Review | The Other Black Girl- Zakiya Dalila Harris


the other black girl is a work about diversity that succeeds in putting the vision of a black girl on the small dilemmas of life, while presenting a mystery totally different from anything that has been done, but which ends up giving the feeling of being little worked on.

Through in her, the reader is taken into the daily life of a young black assistant at the Wagner publishing house, where at first she is the only colored woman in the office. Resentful of the lack of diversity in the place, and spurred on by campaigns for inclusion after the famous and shocking episodes of American police against blacks, Nella desires a partner and is very happy when hazel appears as a new wizard. However, the joy soon turns to despair when a short time later she starts receiving notes telling her to leave Wagner. Not knowing if it's threats or warnings, Nella becomes suspicious of everyone and starts a little investigation to find out what's going on—and how to save the job she's worked so hard to get.

With this investigation as a starting point, history presents a lot of black culture and the prejudices - big and small - suffered by them, mainly in relation to women. In this sense, Zakiya Delilah Harris does a sensational work, delivering to the few moments that fit with the events in a non-linear way, including in the protagonist's thoughts, without losing any sense at any time.

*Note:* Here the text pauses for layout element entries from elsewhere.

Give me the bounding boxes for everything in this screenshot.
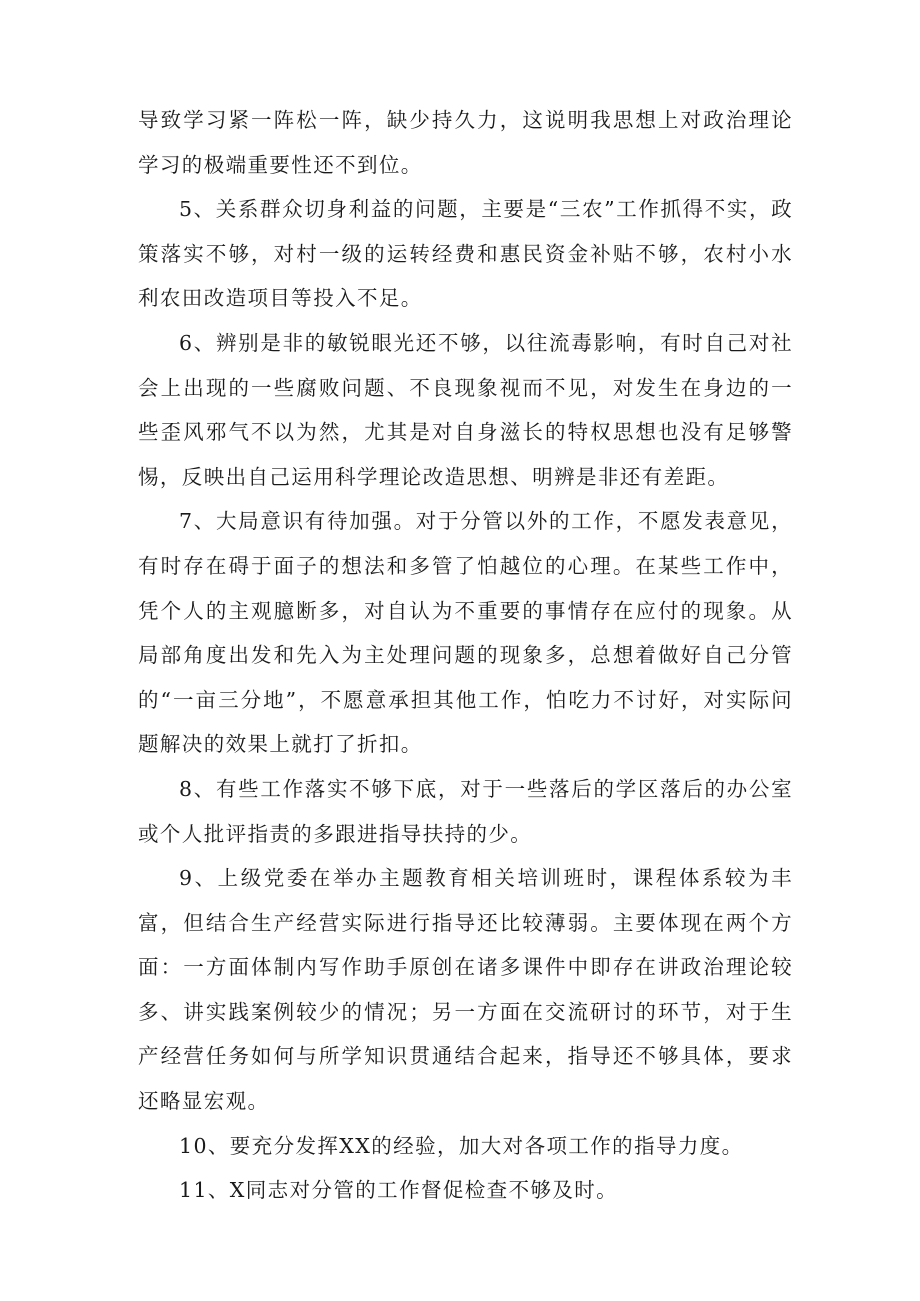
paragraph-item-6: 6、辨别是非的敏锐眼光还不够，以往流毒影响，有时自己对社会上出现的一些腐败问题、不良现象视而不见，对发生在身边的一些歪风邪气不以为然，尤其是对自身滋长的特权思想也没有足够警惕，反映出自己运用科学理论改造思想、明辨是非还有差距。 <box>138 330 793 489</box>
paragraph-item-5: 5、关系群众切身利益的问题，主要是“三农”工作抓得不实，政策落实不够，对村一级的运转经费和惠民资金补贴不够，农村小水利农田改造项目等投入不足。 <box>138 197 793 311</box>
paragraph-item-9: 9、上级党委在举办主题教育相关培训班时，课程体系较为丰富，但结合生产经营实际进行指导还比较薄弱。主要体现在两个方面：一方面体制内写作助手原创在诸多课件中即存在讲政治理论较多、讲实践案例较少的情况；另一方面在交流研讨的环节，对于生产经营任务如何与所学知识贯通结合起来，指导还不够具体，要求还略显宏观。 <box>138 866 793 1114</box>
paragraph-item-10: 10、要充分发挥XX的经验，加大对各项工作的指导力度。 <box>179 1133 744 1158</box>
paragraph-continuation: 导致学习紧一阵松一阵，缺少持久力，这说明我思想上对政治理论学习的极端重要性还不到位。 <box>138 108 793 177</box>
paragraph-item-7: 7、大局意识有待加强。对于分管以外的工作，不愿发表意见，有时存在碍于面子的想法和多管了怕越位的心理。在某些工作中，凭个人的主观臆断多，对自认为不重要的事情存在应付的现象。从局部角度出发和先入为主处理问题的现象多，总想着做好自己分管的“一亩三分地”，不愿意承担其他工作，怕吃力不讨好，对实际问题解决的效果上就打了折扣。 <box>138 509 793 757</box>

While working out the core and critical events surrounding Nella and her colleagues, and the inclusion of the notes, the plot works very well. At the same time that she shows the assistant, the author presents facts from around 40 years ago, when a problem that refers to one of the first successful black women writers happened and at these points the narrative is very intriguing.

However, when it comes time to cross these stories and bring resolution, there is a logical and very critical explanation, but one that leaves some poorly worked holes in the way and unresolved details. Broadly, the outcome explains the events, but forgets some small moments that remain without a satisfactory closure.

Zakiya Dalila Harris presents in the other black girl a very original idea, which makes an uneasy appeal to prejudice and the lack of empathy with those who suffer it, both for whites and for blacks. It is an example of representativeness, which only fails to develop the proposed mystery a little, but leaves its mark on literature.